Politiek en wetenschap

Met dank overgenomen van B. (Bas) Eickhout i, gepubliceerd op maandag 30 november 2009.

Na 3 maanden werk in het Europees Parlement kan ik toch echt wel zeggen dat het hier zowaar begint te wennen in Brussel. Met 735 Europarlementariërs om je heen, is de eerste vraag op familiefeestjes altijd of je wel een verschil kan maken. En de eerste indruk van bezoekersgroepen is ook altijd hetzelfde: wat een groots circus.

Maar achter die façade is de Brusselse wereld veel tastbaarder. Al het milieuwerk van het EP wordt in één commissie gedaan; en dan heb je het nog maar over ongeveer 60 man/vrouw. En binnen die commissie draait het spel om 10 a 15 kernleden. Als die het eens worden, ben je redelijk ver met een algeheel standpunt namens het EP.

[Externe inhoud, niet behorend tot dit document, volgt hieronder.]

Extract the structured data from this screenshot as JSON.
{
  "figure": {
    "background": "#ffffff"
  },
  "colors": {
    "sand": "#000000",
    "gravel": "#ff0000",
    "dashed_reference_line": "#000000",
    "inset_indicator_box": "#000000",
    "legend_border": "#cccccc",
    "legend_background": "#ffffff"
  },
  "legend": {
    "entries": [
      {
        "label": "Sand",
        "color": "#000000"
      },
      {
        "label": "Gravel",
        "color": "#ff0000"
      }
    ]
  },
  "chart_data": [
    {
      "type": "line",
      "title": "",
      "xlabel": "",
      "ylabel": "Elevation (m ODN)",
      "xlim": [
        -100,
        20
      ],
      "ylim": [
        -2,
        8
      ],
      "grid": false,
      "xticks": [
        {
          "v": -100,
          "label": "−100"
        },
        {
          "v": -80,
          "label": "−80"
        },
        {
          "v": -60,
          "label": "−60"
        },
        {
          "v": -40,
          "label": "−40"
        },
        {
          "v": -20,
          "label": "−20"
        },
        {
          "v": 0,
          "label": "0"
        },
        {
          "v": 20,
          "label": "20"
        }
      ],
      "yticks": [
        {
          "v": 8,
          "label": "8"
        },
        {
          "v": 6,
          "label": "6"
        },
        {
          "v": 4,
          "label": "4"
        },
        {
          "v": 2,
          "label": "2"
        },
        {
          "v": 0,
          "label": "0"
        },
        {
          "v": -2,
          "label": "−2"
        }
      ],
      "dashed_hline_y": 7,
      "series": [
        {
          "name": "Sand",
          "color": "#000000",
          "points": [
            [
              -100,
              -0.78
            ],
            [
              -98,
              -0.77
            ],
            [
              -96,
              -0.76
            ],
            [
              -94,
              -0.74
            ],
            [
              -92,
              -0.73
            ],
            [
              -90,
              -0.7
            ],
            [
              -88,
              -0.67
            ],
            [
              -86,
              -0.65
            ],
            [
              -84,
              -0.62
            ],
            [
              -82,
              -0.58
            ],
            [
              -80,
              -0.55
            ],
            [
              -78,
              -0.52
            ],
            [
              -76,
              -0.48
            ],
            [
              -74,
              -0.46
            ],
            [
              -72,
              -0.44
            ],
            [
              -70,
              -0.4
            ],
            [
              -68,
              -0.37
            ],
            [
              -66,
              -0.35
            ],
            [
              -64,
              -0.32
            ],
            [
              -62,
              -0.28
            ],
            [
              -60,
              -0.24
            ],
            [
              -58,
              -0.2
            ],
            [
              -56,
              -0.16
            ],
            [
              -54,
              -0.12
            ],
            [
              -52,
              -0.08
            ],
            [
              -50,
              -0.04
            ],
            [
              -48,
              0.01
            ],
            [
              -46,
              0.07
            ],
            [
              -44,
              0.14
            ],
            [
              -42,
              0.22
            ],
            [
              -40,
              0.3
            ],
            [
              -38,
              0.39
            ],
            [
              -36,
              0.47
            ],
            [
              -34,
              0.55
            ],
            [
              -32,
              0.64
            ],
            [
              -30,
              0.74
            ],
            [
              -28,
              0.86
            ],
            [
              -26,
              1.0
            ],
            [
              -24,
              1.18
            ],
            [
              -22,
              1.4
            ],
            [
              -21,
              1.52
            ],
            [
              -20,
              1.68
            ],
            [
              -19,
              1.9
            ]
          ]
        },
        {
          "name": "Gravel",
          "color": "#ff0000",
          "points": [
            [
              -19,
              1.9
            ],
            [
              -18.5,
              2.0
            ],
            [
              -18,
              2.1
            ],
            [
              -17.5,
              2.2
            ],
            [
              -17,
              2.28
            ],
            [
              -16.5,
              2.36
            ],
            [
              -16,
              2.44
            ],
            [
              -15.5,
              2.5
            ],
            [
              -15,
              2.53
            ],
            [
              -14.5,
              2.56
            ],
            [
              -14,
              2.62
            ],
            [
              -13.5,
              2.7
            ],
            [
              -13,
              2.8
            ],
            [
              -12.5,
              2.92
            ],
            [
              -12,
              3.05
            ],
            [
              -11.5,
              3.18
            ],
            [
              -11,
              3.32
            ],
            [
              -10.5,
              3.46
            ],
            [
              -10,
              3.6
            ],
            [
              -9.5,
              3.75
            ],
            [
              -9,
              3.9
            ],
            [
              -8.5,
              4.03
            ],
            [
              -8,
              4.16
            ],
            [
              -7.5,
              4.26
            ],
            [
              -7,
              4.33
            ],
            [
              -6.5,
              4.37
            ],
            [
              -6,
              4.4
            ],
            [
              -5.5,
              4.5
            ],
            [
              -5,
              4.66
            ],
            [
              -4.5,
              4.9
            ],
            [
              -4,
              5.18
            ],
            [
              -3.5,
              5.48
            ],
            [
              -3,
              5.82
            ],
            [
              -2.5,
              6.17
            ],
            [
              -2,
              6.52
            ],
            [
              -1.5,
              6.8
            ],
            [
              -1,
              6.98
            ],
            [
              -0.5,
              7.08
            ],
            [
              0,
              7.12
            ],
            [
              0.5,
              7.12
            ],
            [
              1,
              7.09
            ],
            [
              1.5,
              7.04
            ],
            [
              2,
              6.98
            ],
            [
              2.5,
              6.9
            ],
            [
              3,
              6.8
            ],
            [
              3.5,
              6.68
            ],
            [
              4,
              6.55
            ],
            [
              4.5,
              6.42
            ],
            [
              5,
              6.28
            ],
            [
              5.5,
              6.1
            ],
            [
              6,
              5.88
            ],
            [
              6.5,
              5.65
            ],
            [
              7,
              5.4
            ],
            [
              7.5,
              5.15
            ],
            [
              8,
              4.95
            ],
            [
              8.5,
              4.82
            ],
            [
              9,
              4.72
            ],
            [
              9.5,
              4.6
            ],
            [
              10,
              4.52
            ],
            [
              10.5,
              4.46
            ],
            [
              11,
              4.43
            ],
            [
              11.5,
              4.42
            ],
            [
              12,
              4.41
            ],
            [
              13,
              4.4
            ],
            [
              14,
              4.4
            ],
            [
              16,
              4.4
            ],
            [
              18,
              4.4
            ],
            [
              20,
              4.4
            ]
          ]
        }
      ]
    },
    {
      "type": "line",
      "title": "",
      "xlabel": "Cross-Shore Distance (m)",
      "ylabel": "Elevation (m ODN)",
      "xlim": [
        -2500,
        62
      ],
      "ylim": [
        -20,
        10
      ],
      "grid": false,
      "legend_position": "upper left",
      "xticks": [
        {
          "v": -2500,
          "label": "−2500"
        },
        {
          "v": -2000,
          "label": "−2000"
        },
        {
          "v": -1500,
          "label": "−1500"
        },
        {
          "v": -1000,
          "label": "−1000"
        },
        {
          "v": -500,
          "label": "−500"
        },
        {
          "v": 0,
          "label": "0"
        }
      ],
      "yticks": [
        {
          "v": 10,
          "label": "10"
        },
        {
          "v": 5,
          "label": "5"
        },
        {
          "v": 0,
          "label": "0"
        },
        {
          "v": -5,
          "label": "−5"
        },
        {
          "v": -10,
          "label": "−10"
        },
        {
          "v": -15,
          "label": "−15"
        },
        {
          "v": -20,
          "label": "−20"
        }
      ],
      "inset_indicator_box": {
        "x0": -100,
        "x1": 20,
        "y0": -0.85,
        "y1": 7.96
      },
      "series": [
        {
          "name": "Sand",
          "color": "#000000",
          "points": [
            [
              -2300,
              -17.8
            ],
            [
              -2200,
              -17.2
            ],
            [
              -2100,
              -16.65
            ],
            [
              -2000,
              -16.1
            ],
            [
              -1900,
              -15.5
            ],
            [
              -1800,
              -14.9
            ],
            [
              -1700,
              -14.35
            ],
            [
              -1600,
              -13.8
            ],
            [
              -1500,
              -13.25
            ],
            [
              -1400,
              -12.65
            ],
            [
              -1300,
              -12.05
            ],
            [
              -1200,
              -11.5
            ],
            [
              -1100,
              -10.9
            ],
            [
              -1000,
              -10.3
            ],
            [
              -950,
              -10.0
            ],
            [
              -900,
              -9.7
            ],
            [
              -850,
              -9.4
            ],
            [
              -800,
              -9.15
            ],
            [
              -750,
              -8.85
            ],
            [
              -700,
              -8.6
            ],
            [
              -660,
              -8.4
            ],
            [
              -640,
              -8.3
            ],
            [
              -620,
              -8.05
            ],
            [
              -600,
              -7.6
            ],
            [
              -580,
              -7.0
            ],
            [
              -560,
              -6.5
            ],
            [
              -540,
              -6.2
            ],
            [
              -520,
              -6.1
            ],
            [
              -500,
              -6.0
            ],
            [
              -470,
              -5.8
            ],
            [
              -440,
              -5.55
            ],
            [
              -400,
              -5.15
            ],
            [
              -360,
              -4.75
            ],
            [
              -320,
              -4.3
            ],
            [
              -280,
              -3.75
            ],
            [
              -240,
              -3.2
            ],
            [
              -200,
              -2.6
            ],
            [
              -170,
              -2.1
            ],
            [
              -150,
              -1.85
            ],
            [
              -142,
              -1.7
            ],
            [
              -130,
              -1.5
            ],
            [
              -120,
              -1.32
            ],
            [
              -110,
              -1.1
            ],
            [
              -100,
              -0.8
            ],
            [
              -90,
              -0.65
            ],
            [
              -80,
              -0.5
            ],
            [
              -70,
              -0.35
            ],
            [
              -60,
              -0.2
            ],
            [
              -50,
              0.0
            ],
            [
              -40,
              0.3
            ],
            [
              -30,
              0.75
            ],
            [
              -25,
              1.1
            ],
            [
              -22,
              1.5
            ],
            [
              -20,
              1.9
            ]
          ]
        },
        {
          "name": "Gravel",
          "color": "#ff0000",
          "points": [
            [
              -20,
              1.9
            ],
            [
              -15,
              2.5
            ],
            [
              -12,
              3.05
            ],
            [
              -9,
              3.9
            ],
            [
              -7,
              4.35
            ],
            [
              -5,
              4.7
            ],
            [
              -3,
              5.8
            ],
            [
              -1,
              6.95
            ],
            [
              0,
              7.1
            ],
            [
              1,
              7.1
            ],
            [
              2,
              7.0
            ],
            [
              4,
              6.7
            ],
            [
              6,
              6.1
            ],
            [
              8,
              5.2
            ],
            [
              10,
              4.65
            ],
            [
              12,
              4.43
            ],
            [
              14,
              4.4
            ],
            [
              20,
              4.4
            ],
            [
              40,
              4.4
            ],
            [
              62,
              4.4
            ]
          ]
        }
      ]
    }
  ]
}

Op weg naar Kopenhagen zijn mijn eerste ervaringen dan ook erg positief in die Brusselse hectiek. De onderwerpen van de milieucommissie zijn me welbekend door mijn achtergrond bij het PBL. En omdat ik al bekend was met veel Brusselse processen, heb ik een vliegende start kunnen maken. In de delegatie naar Washington, mede-auteur van de klimaatresolutie van het EP en straks ook namens het EP naar Kopenhagen. Dat circus is best te behappen.

Maar de keerzijde is ook duidelijk aanwezig: politiek vraagt om compromissen en dus om onderhandelen over wat de wetenschap zegt. Aparte ervaring… De wetenschap is helder: wil je een goede kans hebben om niet meer opwarming dan 2 graden Celsius te halen, dan moeten de rijke landen 40% terug in hun broeikasgasuitstoot. Het bod van de EU van -20% (en wellicht later -30%) schiet dus gewoon te kort. Maar dat erkennen regeringsleiders nog steeds niet.

Dus onderhandel je met alle partijen in het EP om tot een tekst te komen die verder gaat dan de Europese regeringsleiders. Resultaat: het EP stelt dat de rijke landen hun uitstoot moeten terugbrengen tot ‘the high end of the 25 - 40%’. En in een ander artikel staat dan dat het zo kan zijn dat de wetenschap wellicht om reducties tot -40% vraagt.

Het zijn politieke compromissen. Maar wel een compromis dat in grote meerderheid wordt gesteund door alle fracties in het Parlement. Tel daarbij op dat we als Parlement wel omhoog hebben weten te houden dat de EU met een bod van 30 miljard Euro voor ontwikkelingslanden moet komen. Daarmee sturen we de Europese onderhandelaars met een helder mandaat naar Kopenhagen. Ik blik dus tevreden terug op die eerste 3 maanden in Brussel.

Maar nu de volgende stap: Kopenhagen begint volgende week. En de laatste 2 werkweken van 2009 beloven spannende weken te worden of we de wereld vlak voor Kerst kunnen verblijden met een ambitieus klimaatakkoord. Die 2 weken Kopenhagen zullen weer een nog groter circus zijn dan ik nu gewend ben in Brussel. Vanaf 12 december zal ik dagelijks bloggen over de vorderingen in Kopenhagen op ons www.KopenhagenReport.nl. Hopelijk kan ik op 19 december net zo tevreden mijn eerste parlementaire jaar afsluiten als deze blog. Wordt vervolgd.